Malta has become the first European country to ban gay conversion therapy.
The bill against the practice, which aims to "cure" a non-heterosexual person of their sexuality, was voted through unanimously.
Under the new law, anyone who tries to "change, repress or eliminate a person's sexual orientation, gender identity and/or gender expression" will be fined or even jailed.
Professionals will face heftier fines of up to 10,000 euros (£8,450/$10,700).
They could also be jailed for up to a year, according to Malta Today.
The bill also enshrines in law that "no sexual orientation, gender identity or gender expression constitutes a disorder, disease or shortcoming of any sort".

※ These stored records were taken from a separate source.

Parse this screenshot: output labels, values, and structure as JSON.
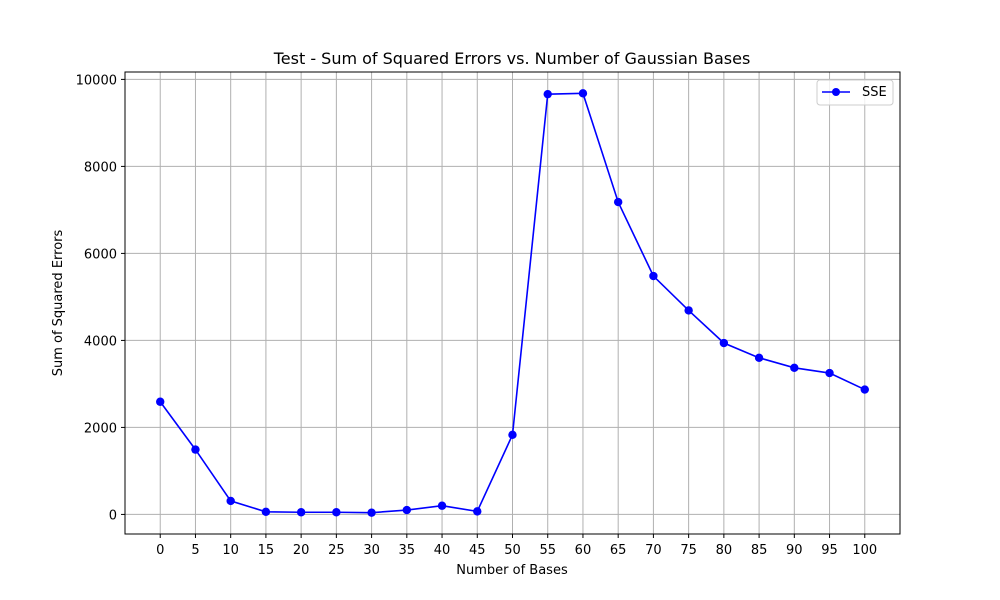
{
  "chart_data": {
    "type": "line",
    "title": "Test - Sum of Squared Errors vs. Number of Gaussian Bases",
    "xlabel": "Number of Bases",
    "ylabel": "Sum of Squared Errors",
    "x": [
      0,
      5,
      10,
      15,
      20,
      25,
      30,
      35,
      40,
      45,
      50,
      55,
      60,
      65,
      70,
      75,
      80,
      85,
      90,
      95,
      100
    ],
    "xticks": [
      0,
      5,
      10,
      15,
      20,
      25,
      30,
      35,
      40,
      45,
      50,
      55,
      60,
      65,
      70,
      75,
      80,
      85,
      90,
      95,
      100
    ],
    "yticks": [
      0,
      2000,
      4000,
      6000,
      8000,
      10000
    ],
    "xlim": [
      -5,
      105
    ],
    "ylim": [
      -450,
      10170
    ],
    "grid": true,
    "legend_position": "top-right",
    "series": [
      {
        "name": "SSE",
        "color": "#0000ff",
        "marker": "circle",
        "values": [
          2590,
          1490,
          310,
          60,
          50,
          50,
          40,
          100,
          200,
          70,
          1830,
          9660,
          9680,
          7180,
          5480,
          4690,
          3940,
          3600,
          3370,
          3250,
          2870
        ]
      }
    ]
  }
}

Malta was named the best European country for LGBT rights by advocacy group ILGA-Europe in 2015.
Gay conversion therapy has increasingly come under the spotlight in recent years, but remains more popular in the US than in Europe.

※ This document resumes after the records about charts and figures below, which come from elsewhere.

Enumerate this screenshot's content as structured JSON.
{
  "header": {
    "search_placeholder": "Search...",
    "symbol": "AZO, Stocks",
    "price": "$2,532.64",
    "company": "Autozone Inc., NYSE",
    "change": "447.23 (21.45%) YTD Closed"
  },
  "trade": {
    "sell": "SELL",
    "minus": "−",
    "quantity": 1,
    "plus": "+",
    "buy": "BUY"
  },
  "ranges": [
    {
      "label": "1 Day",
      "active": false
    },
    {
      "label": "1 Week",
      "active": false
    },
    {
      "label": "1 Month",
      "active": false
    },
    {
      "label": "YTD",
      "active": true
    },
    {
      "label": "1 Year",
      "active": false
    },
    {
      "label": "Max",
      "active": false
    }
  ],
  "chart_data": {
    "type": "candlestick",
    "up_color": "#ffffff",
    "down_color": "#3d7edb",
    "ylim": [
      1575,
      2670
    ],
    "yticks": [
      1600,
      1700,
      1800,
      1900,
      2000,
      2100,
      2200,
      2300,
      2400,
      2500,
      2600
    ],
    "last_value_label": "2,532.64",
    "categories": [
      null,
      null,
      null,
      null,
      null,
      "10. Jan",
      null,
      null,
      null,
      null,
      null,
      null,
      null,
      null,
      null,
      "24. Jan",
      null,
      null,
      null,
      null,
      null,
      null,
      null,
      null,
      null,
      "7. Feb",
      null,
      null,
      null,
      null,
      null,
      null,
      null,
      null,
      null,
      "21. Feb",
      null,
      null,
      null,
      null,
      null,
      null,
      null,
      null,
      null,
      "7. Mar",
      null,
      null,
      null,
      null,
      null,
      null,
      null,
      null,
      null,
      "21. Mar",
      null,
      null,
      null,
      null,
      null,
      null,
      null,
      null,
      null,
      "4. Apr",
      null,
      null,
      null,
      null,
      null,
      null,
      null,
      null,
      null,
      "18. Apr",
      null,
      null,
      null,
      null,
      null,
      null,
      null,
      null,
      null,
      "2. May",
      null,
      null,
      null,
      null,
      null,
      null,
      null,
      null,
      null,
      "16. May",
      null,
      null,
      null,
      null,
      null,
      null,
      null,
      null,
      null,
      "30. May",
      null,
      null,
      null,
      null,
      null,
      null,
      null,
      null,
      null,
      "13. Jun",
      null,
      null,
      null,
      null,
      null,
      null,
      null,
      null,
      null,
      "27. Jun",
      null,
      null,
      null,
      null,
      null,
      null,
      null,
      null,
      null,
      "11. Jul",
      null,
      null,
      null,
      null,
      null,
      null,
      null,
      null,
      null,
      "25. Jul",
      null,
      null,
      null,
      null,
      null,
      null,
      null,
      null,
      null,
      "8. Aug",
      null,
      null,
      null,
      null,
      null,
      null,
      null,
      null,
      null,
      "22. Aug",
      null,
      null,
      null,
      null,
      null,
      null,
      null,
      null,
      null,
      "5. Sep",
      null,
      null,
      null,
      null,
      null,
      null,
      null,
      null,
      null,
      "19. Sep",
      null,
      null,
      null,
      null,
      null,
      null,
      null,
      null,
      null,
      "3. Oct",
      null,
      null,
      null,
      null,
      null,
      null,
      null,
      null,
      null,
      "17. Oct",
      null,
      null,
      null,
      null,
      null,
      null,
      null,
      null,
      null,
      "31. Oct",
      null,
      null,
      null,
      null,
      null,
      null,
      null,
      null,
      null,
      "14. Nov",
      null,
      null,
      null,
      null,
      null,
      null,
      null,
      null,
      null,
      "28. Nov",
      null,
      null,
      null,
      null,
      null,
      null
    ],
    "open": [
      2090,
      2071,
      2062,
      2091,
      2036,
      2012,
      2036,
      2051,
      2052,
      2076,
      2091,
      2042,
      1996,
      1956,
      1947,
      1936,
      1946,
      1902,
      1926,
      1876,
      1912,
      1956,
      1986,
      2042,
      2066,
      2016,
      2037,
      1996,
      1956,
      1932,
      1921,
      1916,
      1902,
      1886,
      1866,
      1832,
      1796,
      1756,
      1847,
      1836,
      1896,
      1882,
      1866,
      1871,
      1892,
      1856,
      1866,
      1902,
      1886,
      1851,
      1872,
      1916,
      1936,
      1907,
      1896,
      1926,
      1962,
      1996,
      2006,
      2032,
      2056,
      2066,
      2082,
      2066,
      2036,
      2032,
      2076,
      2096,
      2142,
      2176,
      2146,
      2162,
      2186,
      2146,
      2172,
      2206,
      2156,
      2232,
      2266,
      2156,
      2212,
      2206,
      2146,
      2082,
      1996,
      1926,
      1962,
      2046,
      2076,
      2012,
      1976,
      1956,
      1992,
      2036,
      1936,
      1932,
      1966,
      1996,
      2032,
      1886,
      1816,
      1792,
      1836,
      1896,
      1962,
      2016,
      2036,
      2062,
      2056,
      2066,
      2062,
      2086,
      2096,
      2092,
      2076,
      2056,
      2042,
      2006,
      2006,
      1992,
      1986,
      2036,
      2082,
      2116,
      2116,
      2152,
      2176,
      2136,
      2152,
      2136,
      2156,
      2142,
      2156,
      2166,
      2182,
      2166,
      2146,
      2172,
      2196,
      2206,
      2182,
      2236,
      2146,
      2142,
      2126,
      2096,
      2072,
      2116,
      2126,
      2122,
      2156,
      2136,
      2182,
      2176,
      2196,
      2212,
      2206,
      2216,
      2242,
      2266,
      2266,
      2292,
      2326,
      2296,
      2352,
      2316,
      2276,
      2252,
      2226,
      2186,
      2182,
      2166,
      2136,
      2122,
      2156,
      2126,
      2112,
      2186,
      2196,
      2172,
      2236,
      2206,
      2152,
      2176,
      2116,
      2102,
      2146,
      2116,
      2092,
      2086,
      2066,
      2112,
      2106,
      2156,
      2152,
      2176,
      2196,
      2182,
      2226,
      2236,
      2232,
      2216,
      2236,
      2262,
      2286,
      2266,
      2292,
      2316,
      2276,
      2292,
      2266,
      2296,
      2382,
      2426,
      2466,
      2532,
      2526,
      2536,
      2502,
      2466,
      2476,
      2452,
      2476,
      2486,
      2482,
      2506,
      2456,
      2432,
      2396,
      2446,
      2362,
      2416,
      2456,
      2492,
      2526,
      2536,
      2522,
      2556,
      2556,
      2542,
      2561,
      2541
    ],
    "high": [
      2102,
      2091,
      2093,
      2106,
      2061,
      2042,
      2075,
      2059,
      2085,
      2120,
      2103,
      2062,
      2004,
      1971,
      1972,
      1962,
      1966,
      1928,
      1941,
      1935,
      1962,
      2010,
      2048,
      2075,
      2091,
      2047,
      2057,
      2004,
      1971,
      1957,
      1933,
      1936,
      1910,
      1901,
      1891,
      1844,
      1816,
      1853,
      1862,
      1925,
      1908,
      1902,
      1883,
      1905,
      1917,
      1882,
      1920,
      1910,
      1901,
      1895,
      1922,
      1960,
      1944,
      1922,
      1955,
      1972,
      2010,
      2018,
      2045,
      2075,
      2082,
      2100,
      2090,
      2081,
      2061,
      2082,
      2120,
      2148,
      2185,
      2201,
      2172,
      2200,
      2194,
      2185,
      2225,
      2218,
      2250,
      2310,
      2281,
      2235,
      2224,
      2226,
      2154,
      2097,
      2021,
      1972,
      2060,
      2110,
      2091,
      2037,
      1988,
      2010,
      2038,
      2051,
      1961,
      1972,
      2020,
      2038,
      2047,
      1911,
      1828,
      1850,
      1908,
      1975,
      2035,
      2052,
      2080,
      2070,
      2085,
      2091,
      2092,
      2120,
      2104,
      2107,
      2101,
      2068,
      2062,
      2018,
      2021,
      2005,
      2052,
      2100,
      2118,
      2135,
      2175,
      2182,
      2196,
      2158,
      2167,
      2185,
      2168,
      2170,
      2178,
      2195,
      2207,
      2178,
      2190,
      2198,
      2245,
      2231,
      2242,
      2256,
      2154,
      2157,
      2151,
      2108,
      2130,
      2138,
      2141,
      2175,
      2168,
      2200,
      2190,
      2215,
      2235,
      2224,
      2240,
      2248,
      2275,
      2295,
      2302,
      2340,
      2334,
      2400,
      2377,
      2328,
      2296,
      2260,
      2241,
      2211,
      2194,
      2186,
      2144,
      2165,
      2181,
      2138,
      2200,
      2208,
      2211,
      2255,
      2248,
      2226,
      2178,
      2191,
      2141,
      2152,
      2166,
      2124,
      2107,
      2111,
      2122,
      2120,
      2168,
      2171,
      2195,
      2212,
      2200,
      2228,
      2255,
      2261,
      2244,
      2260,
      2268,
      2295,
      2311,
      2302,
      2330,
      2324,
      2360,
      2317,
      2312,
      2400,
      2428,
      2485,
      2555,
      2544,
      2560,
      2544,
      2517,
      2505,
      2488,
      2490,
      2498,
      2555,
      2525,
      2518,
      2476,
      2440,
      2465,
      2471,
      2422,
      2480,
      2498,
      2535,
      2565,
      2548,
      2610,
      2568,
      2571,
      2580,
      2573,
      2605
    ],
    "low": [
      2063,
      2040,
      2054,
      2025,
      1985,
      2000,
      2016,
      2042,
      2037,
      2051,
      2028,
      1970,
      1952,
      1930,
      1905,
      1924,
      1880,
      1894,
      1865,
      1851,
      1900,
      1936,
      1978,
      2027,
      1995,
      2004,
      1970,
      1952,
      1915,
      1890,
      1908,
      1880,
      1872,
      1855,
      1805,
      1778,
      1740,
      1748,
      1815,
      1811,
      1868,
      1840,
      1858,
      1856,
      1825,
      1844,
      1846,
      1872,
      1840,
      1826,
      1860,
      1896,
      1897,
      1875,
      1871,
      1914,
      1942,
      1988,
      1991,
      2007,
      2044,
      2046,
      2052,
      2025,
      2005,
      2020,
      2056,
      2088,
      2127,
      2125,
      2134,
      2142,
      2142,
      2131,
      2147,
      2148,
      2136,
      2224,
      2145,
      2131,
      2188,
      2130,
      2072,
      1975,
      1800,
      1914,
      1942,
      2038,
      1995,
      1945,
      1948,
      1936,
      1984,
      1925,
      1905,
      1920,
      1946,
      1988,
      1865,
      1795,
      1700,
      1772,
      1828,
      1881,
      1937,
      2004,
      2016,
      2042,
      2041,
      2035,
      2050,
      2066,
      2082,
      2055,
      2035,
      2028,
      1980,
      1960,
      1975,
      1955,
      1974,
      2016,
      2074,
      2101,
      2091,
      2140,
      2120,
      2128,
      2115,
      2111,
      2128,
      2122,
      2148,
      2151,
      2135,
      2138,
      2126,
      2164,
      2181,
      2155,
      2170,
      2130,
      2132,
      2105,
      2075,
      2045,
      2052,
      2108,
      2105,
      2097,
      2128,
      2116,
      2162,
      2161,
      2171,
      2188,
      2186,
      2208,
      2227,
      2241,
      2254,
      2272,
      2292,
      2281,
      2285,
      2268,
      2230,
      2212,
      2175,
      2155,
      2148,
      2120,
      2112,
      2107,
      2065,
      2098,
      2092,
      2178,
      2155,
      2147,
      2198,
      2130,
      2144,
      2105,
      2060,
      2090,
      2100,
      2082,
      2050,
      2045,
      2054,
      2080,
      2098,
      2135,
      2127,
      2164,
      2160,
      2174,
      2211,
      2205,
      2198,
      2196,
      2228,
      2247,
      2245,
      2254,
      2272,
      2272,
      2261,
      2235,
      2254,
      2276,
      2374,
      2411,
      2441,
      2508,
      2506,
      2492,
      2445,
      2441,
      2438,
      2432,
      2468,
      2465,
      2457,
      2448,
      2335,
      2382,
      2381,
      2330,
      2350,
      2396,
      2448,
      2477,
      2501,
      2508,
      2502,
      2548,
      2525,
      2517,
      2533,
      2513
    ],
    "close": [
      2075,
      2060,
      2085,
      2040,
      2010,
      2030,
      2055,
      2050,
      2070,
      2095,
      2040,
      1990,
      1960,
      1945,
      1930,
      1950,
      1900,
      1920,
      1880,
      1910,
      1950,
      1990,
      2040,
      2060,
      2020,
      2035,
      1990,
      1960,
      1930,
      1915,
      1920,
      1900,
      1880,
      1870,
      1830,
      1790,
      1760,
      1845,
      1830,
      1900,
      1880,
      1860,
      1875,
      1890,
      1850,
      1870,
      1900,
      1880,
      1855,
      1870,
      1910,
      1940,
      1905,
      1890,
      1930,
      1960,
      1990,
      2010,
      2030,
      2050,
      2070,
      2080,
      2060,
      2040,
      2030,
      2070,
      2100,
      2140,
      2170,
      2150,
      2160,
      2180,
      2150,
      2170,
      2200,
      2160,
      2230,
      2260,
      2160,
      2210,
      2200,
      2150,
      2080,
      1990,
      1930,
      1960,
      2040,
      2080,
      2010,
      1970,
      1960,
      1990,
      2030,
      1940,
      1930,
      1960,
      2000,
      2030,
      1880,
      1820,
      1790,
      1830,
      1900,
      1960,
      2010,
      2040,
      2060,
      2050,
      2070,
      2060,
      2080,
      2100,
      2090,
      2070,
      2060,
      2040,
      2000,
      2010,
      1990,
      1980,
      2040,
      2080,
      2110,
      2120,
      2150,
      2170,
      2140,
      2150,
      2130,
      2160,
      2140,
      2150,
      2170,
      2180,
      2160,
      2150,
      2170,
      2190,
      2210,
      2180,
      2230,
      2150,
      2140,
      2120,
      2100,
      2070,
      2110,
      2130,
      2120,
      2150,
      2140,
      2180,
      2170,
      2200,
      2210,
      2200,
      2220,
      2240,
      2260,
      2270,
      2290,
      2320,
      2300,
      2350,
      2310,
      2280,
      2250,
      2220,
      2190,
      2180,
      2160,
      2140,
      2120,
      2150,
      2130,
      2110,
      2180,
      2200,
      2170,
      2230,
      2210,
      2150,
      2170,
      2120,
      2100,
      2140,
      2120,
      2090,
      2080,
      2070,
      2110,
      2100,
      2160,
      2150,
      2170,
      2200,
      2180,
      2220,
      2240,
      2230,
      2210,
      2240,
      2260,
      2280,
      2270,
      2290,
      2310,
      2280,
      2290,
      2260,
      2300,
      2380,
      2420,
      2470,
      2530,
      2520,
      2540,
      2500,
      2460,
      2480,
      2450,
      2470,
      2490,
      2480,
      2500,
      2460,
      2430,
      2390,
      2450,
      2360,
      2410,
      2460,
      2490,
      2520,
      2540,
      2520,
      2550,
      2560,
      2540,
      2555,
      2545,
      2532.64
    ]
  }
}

Its supporters claim it uses standard psycho-therapeutic and counselling techniques so people can change or reduce their "homosexual tendencies" of their own free will.
But the World Psychiatric Association has denounced the practice as unethical, unscientific and harmful to those who undergo it.
Two years ago, NHS England and the Royal College of Psychiatrists - along with 12 other organisations in the UK - signed an agreement which called it "potentially harmful and unethical".
It has also been banned on minors in several places in the US, including California and Illinois.